At the time, young girls perceived that marriage was their end goal. After the publication of the first volume, many girls wrote to Alcott asking her "who the little women marry".[19]: 21  The unresolved ending added to the popularity of Little Women. Sicherman said that the unsatisfying ending worked to "keep the story alive" as if the reader might find it ended differently upon different readings.[19]: 21  "Alcott particularly battled the conventional marriage plot in writing Little Women."[41] Alcott did not have Jo accept Laurie's hand in marriage; rather, when she arranged for Jo to marry, she portrayed an unconventional man as her husband. Alcott used Friedrich to "subvert adolescent romantic ideals" because he was much older and seemingly unsuited for Jo.[19]: 21 

In 2003 Little Women was ranked number 18 in The Big Read, a survey of the British public by the BBC to determine the "Nation's Best-loved Novel" (not children's novel); it is fourth-highest among novels published in the U.S. on that list.[42] Based on a 2007 online poll, the U.S. National Education Association listed it as one of its "Teachers' Top 100 Books for Children".[43] In 2012 it was ranked number 48 among all-time children's novels in a survey published by School Library Journal, a monthly with primarily US audience.[44]


Little Women has been one of the most widely read novels, noted by Stern from a 1927 report in The New York Times and cited in Little Women and the Feminist Imagination: Criticism, Controversy, Personal Essays.[45] Ruth MacDonald argued that "Louisa May Alcott stands as one of the great American practitioners of the girls' novel and the family story."[46]

In the 1860s, gendered separation of children's fiction was a newer division in literature.

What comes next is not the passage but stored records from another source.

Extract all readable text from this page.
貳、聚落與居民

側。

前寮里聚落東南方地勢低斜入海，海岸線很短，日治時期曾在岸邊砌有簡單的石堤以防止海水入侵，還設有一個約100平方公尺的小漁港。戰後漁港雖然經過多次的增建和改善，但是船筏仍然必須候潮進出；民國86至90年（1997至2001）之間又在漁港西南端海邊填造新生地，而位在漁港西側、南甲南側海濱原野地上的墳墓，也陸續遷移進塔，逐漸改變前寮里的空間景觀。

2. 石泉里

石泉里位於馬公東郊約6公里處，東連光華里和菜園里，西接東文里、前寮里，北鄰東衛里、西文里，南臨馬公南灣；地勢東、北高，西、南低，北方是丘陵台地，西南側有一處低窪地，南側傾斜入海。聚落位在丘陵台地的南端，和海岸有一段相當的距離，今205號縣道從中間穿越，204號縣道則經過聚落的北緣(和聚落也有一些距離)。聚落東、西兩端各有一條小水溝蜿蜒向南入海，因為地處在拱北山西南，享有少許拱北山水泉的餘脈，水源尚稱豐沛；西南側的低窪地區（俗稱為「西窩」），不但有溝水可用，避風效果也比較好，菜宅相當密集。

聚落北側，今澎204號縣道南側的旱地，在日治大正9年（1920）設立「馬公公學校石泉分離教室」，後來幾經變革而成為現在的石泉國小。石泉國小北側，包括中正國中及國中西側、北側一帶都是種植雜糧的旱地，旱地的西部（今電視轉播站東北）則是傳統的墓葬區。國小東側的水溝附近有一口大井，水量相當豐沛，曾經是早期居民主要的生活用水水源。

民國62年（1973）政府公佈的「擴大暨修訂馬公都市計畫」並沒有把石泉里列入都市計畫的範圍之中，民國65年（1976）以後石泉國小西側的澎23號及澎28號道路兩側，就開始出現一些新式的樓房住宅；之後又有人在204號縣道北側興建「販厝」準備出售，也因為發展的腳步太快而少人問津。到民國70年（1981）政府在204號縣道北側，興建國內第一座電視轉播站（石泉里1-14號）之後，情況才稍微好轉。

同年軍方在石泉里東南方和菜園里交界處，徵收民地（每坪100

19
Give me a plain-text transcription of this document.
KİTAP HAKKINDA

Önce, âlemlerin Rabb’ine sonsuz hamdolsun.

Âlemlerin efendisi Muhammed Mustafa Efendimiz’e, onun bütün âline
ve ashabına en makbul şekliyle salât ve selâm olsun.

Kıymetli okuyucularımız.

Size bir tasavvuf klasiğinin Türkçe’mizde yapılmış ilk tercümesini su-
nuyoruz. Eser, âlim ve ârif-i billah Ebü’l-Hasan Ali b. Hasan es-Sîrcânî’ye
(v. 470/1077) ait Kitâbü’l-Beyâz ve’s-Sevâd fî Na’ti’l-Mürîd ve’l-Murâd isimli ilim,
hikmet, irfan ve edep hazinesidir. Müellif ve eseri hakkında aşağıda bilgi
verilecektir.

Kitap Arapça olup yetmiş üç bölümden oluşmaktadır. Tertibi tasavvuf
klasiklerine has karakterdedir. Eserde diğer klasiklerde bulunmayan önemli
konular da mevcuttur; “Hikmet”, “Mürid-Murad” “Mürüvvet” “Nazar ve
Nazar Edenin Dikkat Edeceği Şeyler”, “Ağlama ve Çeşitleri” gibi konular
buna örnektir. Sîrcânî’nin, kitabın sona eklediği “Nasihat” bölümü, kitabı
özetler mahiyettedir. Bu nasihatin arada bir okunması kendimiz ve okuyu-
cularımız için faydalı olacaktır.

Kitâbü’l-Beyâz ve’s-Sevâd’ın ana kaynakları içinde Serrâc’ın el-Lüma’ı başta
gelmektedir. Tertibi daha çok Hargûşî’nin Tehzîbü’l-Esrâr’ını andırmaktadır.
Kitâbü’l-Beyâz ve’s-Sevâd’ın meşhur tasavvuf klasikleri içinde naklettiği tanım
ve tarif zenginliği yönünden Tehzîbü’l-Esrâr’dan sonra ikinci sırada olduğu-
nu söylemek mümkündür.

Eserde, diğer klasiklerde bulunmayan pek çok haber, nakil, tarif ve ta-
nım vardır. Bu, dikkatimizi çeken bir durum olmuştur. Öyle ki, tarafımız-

This division signaled a beginning of polarization of gender roles as social constructs "as class stratification increased".[19]: 18  Joy Kasson wrote, "Alcott chronicled the coming of age of young girls, their struggles with issues such as selfishness and generosity, the nature of individual integrity, and, above all, the question of their place in the world around them."[47] Girls related to the March sisters in Little Women, along with following the lead of their heroines, by assimilating aspects of the story into their own lives.[19]: 22 

After reading Little Women, some women felt the need to "acquire new and more public identities", however dependent on other factors such as financial resources.[19]: 55  While Little Women showed regular lives of American middle-class girls, it also "legitimized" their dreams to do something different and allowed them to consider the possibilities.[19]: 36  More young women started writing stories that had adventurous plots and "stories of individual achievement—traditionally coded male—challenged women's socialization into domesticity."[19]: 55 Little Women also influenced contemporary European immigrants to the United States who wanted to assimilate into middle-class culture.

In the pages of Little Women, young and adolescent girls read the normalization of ambitious women. This provided an alternative to the previously normalized gender roles.[19]: 35 Little Women repeatedly reinforced the importance of "individuality" and "female vocation".[19]: 26 Little Women had "continued relevance of its subject" and "its longevity points as well to surprising continuities in gender norms from the 1860s at least through the 1960s."[19]: 35  Those interested in domestic reform could look to the pages of Little Women to see how a "democratic household" would operate.[7]: 276 

While "Alcott never questioned the value of domesticity", she challenged the social constructs that made spinsters obscure and fringe members of society solely because they were not married.[7]: 193  "Little Women indisputably enlarges the myth of American womanhood by insisting that the home and the women's sphere cherish individuality and thus produce young adults who can make their way in the world while preserving a critical distance from its social arrangements." As with all youth, the March girls had to grow up. These sisters, and in particular Jo, were apprehensive about adulthood because they were afraid that, by conforming to what society wanted, they would lose their special individuality.[7]: 199 

Alcott's Jo also made professional writing imaginable for generations of women. Writers as diverse as Maxine Hong Kingston, Margaret Atwood, and J.K. Rowling have noted the influence of Jo March on their artistic development. Even other fictional portraits of young women aspiring to authorship often reference Jo March.[48]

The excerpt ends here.